As writing programs become more sophisticated, children should be taught creative writing skills, Australian education groups say. (Source: iStock)

Educators: As Natural Language Processing Advances, Students Should Be Taught Creativity

When it comes to writing, humans could be in competition with AI in the near future. We already are using AI tools to help with our writing. Here at Seeflection.com, we use Grammarly regularly to check for writing errors. Also, predictive text AI programming has made huge strides in the last decade.

An interesting and rather lengthy article at phys.org focuses on how students in Australia are being taught the basics of writing using AI templates.

“In some schools, students write essays with sentences fulfilling specified functions, in specified orders, in specified numbers and arrangements of paragraphs. These can then be marked by computers to demonstrate progress.”

Educational organizations, however, are protesting that the system of teaching to write for tests is ruining creative writing.

“Three major reports—from the NSW Teachers’ Federation,the NSW Education Standards Authority and the NSW, QLD, Victorian and ACT governments—have criticized school writing for having become formulaic, to serve NAPLAN (the National Assessment Program—Literacy and Numeracy).”

Ironically, algorithms can do both, but it cannot be as creative as humans. The predictive text commonly used by phone and email software is a form of AI writing and algorithms are also summarizing news stories. According to an industry research organization Gartner, AI and related technology will automate production of 30% of all content found on the internet by 2022.

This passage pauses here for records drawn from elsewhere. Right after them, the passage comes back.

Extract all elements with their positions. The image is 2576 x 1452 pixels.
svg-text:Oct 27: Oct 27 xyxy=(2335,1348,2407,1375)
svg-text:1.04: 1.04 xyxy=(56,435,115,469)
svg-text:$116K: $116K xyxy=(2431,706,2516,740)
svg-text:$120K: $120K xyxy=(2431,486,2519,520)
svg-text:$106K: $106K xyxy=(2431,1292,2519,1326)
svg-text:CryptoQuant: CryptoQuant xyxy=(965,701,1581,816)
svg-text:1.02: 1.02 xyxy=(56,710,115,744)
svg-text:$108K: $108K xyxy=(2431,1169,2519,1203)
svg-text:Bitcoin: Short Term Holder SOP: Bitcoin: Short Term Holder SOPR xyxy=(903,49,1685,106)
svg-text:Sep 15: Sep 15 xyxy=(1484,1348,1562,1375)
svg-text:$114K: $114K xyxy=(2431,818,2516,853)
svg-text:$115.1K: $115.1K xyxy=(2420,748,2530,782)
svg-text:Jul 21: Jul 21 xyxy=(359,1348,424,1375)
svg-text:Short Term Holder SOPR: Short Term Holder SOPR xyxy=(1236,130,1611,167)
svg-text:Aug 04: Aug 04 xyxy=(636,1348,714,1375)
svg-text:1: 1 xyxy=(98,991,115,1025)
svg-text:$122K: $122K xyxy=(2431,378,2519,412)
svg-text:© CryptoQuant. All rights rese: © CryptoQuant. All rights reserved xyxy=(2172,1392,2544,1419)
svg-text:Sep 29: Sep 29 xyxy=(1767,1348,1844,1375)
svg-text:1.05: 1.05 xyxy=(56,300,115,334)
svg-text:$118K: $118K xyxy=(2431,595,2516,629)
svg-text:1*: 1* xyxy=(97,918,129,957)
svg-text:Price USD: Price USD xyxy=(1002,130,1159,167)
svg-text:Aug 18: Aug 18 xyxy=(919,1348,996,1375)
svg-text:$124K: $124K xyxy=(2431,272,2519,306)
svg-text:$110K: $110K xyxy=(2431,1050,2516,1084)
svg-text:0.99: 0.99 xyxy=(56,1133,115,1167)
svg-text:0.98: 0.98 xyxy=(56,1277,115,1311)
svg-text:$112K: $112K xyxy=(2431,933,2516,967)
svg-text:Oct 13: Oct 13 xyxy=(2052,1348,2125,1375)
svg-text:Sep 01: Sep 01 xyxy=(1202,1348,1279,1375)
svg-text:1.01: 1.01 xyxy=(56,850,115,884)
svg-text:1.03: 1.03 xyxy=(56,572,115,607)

“Some prose, poetry, reports, newsletters, opinion articles, reviews, slogans, and scripts are already being written by artificial intelligence. Literacy increasingly means and includes interacting with and critically evaluating AI.”

This means children should no longer be taught just formulaic writing. Instead, writing education should encompass skills that go beyond AI capabilities.

Are you scared yet, human?

In 2019, the New Yorker magazine did an experiment to see if IT company OpenAI’s natural language generator GPT-2 could write an entire article in the magazine’s distinctive style. This attempt had limited success, with the generator making many errors.

But by 2020, GPT-3, the new version of the machine, trained on even more data, wrote an article for The Guardian newspaper with the headline “A robot wrote this entire article. Are you scared yet, human?” This generator could impact the future of journalism, as the Elon Musk-funded OpenAI invests ever more in research and development.

However, it’s not that simple. According to a story on bdtechtalks.com, the Guardian article sensationalized a less than stellar result.

“One of the key challenges in artificial intelligence language generators is maintaining coherence over long spans of text. GPT-3’s predecessors, including OpenAI’s GPT-2, started to make illogical references and lost consistency after a few sentences. GPT-3 surpasses everything we’ve seen so far, and in many cases remains on-topic over several paragraphs of text.”

As the phys.org article notes, “AI writing is said to have a voice but no soul” and points out that human writers, as the New Yorker’s John Seabrook says, give “color, personality and emotion to writing by bending the rules.” The story concludes that, “Creativity and co-creativity (with machines) should be fostered. Machines are trained on a finite amount of data, to predict and replicate, not to innovate in meaningful and deliberate ways.”